Figure 1: Overview of Timescope needle insertion process. The long base video (1 minute to 8 hours) serves as a haystack, splicing a short video needle (~5-10 seconds) into it. The task requires the detection, synthesis, or analysis of content from these needles embedded in different depths.
It is evaluated across three needle types, each targeting different aspects of long distance understanding.
1. Localized Search
This tests your basic search and understanding of localized events. I have a question as to whether sampling the relevant frame from the needle is sufficient.
example:
What modes of transport are shown in the video?

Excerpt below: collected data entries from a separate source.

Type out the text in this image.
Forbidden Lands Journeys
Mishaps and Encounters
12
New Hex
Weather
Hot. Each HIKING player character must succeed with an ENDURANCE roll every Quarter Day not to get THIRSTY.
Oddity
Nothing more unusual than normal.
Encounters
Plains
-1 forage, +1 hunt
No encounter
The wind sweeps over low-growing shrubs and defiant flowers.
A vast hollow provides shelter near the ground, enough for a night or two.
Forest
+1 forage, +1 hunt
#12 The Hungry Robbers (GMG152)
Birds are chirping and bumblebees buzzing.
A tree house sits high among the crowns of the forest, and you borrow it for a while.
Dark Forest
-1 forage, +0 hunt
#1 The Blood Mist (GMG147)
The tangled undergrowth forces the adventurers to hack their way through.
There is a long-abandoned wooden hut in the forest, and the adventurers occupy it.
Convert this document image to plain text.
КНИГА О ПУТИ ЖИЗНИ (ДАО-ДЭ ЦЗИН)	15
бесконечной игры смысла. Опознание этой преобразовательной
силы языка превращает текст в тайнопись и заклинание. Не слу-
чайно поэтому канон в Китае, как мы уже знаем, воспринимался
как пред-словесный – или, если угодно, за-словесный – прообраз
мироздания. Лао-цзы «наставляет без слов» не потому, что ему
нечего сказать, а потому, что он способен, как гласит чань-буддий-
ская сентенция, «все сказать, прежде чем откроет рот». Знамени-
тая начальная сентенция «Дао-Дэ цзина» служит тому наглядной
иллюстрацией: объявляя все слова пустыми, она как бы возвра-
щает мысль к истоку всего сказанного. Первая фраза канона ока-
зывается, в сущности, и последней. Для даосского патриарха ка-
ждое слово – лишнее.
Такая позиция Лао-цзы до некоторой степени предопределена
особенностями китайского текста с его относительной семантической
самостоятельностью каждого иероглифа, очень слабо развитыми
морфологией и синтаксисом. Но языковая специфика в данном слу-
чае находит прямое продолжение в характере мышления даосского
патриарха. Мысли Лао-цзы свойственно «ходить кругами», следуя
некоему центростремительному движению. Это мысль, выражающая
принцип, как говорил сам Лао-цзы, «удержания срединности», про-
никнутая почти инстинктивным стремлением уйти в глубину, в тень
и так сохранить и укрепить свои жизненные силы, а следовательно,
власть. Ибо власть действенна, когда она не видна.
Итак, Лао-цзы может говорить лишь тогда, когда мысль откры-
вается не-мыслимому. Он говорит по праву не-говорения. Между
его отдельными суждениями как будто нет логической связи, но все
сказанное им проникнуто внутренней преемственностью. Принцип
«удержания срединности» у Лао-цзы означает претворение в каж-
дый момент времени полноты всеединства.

2. Information integration
Here we embedded multiple text-based needles (e.g. 2-4 short clips displaying “secret words” via text on screen) at various points in the video. The model must identify all words and report them in chronological order. You need to simulate tasks such as extracting timestamps and extracting important facts from distributed scenes. This requires scanning the full timeline and understanding relative positioning.
3. Temporal perception of fine grains
For questions focusing on motion or sequences within a short clip, single frame sampling will not cut it. The model needs to perceive dynamics between frames. This will investigate whether long context processing retains temporary fidelity.
example:
How many times did the man swing his x? (a) 1 (b) 2 (c) 3 (d) 4 (e) 5 (f) 6
With different video lengths and different needle placement, TimeScope measures how much video your model can actually process, indicating that performance decreases as the video gets longer.
Ratings and Leaderboards
To get things started, I ran timescopes on a range of major vision language models, from open source favorites to juggernauts like Gemini 2.5-pro. The results highlight the value of the benchmark. Even models who claim to handle long videos well still struggle with actual long video tasks. These findings reveal clear patterns – performance cliffs around a particular period, weaknesses in static search and motion analysis, and paving the way for target improvement in model training. For detailed results and visualization, see the embedding embedding face spaces above.
What did we learn?
Model sizes are not all. The QWEN 2.5-VL 3B and 7B, and the INTENVL 2.5 model with 2B, 4B, and 8B parameters exhibit long, indistinguishable video curves for smaller counterparts. They are all plateaus with roughly the same context length, simply indicating that the scaling parameters do not automatically grant longer temporal horizons.
The Gemini 2.5-Pro is in its own league. This is the only model that maintains powerful accuracy over an hour of video.
Task-wide trade-offs are important. Qwen 2.5-VL shines in Information Synthesis (OCR) tasks (distributed text snippet identification and ordering).
Conclusion – Raise the long video AI bar
Timescopes show that “an hour of video understanding” is still a slogan than reality. By revealing where even cutting-edge models stumble with temporary inference, information integration, and motion recognition, benchmarks invite you to rethink how to train and evaluate multimodal systems.
Run the demo – Explore public spaces: https://huggingface.co/spaces/apollo-lmms/timescope benchmark local – Evaluate any model with two quick commands. Leaderboard – Submit your score to see the model comparison.
We hope this benchmark will help the community make steady and measurable progress towards a model that will better understand video over time.
Open source all the components of TimeScope.